In this article, we’ve explored the world of causal inference. While correlation can give us valuable clues, it’s through causal inference that we come closer to understanding the “why” behind phenomena. Understanding causality is crucial for making informed decisions and implementing effective interventions in diverse fields.
We’ve seen how RCTs are the gold standard for causal inference, but that they’re not always possible. In those cases, we can use counterfactual causal inference.

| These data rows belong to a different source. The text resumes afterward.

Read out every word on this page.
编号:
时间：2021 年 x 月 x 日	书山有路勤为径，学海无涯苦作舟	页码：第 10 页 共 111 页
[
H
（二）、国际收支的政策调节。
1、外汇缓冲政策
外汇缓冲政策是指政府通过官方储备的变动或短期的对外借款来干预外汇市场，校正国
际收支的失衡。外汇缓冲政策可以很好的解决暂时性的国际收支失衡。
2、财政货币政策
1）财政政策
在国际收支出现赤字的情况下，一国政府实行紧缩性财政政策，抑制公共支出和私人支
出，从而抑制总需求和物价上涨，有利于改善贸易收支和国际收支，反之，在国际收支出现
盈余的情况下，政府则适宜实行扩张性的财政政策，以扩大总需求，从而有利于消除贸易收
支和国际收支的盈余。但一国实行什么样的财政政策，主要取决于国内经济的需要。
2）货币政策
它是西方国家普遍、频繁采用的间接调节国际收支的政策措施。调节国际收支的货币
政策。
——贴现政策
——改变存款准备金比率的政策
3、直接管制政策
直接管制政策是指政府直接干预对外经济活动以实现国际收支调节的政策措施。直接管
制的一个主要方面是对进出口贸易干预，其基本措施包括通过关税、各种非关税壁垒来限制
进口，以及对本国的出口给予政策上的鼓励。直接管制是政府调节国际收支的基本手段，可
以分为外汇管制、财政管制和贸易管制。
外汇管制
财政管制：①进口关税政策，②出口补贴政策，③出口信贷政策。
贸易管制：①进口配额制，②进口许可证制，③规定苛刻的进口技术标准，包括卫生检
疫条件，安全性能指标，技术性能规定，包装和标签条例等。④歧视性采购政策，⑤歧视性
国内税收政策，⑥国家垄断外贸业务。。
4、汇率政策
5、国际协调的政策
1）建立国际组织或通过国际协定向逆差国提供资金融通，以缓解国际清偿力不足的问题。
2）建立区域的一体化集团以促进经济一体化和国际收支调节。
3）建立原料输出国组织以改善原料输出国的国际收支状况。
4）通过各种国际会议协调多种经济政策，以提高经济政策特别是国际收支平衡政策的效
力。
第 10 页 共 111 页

Counterfactual causal inference is used in healthcare (to estimate the effect of a treatment), education (to determine the efectiveness of a new curriculum), technology (to see how users react to a new feature), and many other fields.
“He who’s been able to learn the causes of things is happy,
and has set all fear, and unrelenting fate, and the noise
of greedy Acheron, under his feet.”
“Felix qui potuit rerum cognoscere causas
Atque metus omnes, et inexorabile fatum
Subjecit pedibus, strepitumque Acherontis avari.”
This quote from Virgil (29 BCE) reminds us that the quest to understand the “causes of things” is not just an academic exercise; it’s an ancient human pursuit that can bring us closer to a harmonious understanding of our world and our place in it.
That’s it for today! In the next article, we’ll learn about bootstrapping and simulation-based inference.
Fun project: Spurious correlations is a project by Tyler Vigen that showcases strong (but spurious) correlations between seemingly unrelated variables like the number of people who drowned by falling into a pool and the number of films Nicolas Cage appeared in each year.
Podcast: Alan Hájek on puzzles and paradoxes in probability and expected value — 80,000 Hours Podcast (2022). A deeply interesting discussion on probability, expected value, and counterfactuals. The discussion delves (starting in the 02:16:38 mark) into the nuances of counterfactual reasoning, and the need for precision in establishing logical rules for them. Hájek argues that most counterfactuals are essentially false but “approximately true and close enough to the truth that they convey useful information”.
Academic paper: Causal inference based on counterfactuals — Höfler (2005). A quick overview on the counterfactual and related approaches. Reviews imperfect experiments, adjustment for confounding, time-varying exposures, competing risks and the probability of causation.
Book: The Book of Why — Judea Pearl (2018). A deep dive into the science of causal inference and discovery, exploring theories, methods, and real-world applications. Pearl argues that all potential outcomes can be derived from Structural Equation Models, and lays out the problems with other approaches like matching.
Sadly, there are far too many real examples of unethical research. See the Tuskegee syphilis experiment, the Guatemala syphilis experiments, or the many examples of pharmaceutical companies failing to respect the core principles of ethical research in African countries. Counterfactual causal inference methods can offer an alternative when conducting an RCT is ethically problematic.